Participants will be recruited from different sites to increase the representativeness of the target population in the region. The control group will not receive any motivational interviewing or follow-up to keep the standard aspect of therapy that corresponds most to the clinical reality. This will enable us to identify the added value of the VirTele program compared with GRASP. After outcome measures collection in T1 and T2, to compare the effect of each intervention within and between groups, we will collect additional measures at T3 and T4 to evaluate the retention of gains.

The multiple case study provides an in-depth description of stakeholders use experience and potential use of VirTele program. In this study, we will have two case groups: participants diagnosed with stroke and study therapists (physical therapists or occupational therapist). Each of these cases experiences the intervention differently, and it is therefore essential to report them through interviews. The variation of the cases makes it possible to increase the variation of the experiences and thus to increase the robustness of the qualitative results [19]. UTAUT and SDT will serve as a basis for establishing certain links between the concepts that will emerge (Multimedia Appendix 1).

The results of this study will allow to verify if all elements of the protocol work well together to conduct a broader future study.
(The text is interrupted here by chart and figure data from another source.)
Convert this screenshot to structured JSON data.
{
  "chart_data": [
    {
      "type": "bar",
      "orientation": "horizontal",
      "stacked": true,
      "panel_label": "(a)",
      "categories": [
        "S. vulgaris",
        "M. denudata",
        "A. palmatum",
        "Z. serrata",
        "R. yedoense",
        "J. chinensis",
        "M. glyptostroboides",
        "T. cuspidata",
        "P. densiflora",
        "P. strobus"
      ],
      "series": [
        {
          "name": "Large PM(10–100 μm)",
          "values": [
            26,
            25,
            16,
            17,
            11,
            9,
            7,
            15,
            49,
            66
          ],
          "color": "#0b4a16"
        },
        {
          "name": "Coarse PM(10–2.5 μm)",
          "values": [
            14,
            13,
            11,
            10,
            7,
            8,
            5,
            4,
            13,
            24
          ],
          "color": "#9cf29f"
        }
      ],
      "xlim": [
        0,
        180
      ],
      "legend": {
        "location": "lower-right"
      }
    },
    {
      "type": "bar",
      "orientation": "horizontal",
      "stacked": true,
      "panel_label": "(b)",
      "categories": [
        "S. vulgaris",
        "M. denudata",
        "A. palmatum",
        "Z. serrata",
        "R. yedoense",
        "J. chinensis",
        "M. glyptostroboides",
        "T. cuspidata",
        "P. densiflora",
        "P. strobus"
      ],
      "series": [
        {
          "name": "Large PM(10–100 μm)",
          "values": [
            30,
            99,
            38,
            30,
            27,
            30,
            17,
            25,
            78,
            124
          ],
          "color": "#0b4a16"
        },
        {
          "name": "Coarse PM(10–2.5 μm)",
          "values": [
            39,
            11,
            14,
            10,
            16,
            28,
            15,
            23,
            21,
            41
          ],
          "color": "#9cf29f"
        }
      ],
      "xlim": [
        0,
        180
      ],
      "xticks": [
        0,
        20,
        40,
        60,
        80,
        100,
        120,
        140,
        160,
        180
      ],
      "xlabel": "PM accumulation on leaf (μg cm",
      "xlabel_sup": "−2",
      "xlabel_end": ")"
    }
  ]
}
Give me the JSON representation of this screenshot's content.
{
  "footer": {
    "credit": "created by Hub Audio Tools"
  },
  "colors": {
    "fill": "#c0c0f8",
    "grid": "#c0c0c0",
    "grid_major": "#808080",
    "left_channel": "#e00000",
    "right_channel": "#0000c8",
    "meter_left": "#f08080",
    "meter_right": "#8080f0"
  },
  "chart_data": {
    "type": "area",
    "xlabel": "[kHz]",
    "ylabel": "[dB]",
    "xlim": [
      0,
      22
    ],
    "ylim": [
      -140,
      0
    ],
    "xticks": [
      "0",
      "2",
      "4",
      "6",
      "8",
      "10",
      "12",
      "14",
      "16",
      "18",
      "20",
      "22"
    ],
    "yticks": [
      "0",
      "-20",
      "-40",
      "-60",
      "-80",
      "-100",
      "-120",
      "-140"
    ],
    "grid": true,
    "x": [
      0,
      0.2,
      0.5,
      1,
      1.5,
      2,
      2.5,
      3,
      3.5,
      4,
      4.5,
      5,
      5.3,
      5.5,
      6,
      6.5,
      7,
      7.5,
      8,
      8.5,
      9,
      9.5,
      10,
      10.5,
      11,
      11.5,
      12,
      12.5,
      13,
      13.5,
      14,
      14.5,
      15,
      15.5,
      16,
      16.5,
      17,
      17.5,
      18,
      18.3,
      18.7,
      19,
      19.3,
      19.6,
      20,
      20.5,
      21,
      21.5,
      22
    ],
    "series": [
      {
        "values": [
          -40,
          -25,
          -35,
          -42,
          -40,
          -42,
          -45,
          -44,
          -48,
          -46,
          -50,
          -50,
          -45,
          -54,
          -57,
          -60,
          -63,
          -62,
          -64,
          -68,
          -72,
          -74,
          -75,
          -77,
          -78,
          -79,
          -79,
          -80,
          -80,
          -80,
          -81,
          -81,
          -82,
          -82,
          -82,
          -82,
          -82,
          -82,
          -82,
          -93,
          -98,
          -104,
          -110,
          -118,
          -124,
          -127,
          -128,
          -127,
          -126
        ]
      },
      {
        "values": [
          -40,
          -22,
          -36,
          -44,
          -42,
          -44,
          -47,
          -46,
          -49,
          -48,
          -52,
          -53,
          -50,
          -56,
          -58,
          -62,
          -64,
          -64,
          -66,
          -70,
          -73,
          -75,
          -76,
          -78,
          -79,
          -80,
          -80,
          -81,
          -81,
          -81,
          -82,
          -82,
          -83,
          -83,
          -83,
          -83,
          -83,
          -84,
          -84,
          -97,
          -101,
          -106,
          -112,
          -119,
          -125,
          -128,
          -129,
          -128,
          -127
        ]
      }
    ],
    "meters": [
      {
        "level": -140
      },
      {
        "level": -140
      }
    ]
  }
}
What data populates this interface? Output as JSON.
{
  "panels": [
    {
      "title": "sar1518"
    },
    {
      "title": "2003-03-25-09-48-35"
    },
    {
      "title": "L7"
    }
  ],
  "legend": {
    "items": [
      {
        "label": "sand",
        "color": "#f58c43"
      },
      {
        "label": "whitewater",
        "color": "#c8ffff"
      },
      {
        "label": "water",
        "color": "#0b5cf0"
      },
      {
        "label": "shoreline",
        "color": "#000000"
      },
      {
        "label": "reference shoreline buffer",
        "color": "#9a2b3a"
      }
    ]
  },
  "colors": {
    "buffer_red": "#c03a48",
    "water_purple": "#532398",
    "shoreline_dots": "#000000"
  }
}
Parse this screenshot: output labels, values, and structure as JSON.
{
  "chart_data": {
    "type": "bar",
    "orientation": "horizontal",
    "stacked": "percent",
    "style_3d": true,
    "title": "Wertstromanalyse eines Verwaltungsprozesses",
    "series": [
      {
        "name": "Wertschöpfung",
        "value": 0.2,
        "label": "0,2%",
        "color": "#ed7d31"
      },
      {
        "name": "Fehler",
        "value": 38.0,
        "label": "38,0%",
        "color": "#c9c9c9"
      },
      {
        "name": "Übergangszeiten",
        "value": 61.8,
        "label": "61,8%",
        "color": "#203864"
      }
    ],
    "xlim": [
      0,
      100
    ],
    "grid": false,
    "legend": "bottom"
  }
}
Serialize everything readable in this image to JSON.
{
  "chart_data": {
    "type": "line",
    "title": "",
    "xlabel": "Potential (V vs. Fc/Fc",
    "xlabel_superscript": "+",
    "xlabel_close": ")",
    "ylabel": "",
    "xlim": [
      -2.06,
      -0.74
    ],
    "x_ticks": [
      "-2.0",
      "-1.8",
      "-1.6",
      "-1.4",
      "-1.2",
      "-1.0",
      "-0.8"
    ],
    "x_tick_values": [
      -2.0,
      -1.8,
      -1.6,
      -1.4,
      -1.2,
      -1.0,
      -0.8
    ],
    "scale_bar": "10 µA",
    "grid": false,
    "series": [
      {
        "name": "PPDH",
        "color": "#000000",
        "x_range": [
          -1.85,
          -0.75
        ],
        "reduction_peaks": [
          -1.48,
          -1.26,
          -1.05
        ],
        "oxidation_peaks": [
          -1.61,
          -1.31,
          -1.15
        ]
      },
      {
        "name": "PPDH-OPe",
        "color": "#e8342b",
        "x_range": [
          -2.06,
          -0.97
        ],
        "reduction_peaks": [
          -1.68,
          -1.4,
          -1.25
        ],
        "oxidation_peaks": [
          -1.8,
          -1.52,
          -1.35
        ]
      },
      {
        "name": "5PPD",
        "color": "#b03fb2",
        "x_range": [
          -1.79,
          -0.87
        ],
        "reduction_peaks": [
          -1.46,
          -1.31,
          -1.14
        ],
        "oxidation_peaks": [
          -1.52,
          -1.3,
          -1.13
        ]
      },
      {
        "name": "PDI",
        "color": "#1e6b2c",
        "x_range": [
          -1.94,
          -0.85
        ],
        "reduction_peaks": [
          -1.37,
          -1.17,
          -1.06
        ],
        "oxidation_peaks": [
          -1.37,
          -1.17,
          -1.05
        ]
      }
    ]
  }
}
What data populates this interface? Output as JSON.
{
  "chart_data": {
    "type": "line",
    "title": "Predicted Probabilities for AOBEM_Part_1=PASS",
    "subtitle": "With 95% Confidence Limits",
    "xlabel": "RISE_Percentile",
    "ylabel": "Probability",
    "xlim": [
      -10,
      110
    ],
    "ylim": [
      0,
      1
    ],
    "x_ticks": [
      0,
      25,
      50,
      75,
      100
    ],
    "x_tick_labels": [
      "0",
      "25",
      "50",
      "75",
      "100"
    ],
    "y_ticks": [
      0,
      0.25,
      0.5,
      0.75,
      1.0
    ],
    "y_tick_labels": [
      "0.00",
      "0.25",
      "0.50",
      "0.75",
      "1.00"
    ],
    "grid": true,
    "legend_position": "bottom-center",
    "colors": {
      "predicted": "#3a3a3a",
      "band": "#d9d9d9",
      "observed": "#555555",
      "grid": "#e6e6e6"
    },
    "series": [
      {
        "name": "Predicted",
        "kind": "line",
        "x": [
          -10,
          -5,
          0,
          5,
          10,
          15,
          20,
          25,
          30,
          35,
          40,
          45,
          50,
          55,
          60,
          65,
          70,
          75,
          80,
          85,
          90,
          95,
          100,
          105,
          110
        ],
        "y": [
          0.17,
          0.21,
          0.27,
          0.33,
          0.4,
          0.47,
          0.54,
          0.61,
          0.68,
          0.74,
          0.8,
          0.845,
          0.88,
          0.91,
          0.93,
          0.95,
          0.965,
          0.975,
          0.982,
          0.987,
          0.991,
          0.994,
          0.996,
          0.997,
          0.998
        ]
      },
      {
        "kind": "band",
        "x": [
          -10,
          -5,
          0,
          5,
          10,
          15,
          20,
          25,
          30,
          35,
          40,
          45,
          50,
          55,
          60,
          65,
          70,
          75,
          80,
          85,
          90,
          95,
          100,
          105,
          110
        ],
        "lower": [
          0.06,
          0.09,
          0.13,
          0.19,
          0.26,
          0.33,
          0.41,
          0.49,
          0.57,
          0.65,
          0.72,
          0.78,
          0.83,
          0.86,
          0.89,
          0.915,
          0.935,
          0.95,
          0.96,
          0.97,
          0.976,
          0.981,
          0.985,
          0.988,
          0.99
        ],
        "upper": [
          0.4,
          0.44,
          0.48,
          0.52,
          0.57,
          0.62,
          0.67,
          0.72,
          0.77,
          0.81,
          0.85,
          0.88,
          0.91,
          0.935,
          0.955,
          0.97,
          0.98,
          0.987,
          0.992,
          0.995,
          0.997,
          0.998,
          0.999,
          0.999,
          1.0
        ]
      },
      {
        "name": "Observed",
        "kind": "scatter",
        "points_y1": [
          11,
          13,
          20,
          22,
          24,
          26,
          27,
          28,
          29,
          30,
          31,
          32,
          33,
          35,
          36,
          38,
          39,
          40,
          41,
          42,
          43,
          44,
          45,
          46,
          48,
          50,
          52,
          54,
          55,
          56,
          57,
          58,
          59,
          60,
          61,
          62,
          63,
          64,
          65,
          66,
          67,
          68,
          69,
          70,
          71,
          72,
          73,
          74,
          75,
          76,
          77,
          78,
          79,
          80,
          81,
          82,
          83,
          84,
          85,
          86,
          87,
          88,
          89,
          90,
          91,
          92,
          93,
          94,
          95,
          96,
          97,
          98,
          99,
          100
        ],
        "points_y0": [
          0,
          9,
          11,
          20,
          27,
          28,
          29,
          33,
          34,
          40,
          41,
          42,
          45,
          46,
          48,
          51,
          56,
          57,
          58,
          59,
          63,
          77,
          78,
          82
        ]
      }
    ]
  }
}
We have tried to provide as much detail as possible about the various processes and steps of the protocol to facilitate its reproduction by other studies that seek to develop tools for the remote management of chronic diseases.

This project will also provide preliminary evidence of the efficacy of VirTele on motor and functional recovery of the UE following chronic stroke for future guidelines review, although studies caution us about solely using results from feasibility studies to establish intervention efficacy [35].

Conclusions

Extending rehabilitation following a stroke with remote services may be a promising strategy to overcome the limited resources in the health system. The VirTele program is a new approach that may provide stroke survivors continuous and remote access to rehabilitation services. This paper describes the protocol underlying the study of this technology to better understand how it can be used among different stakeholders and explore its preliminary efficacy in a chronic stroke population.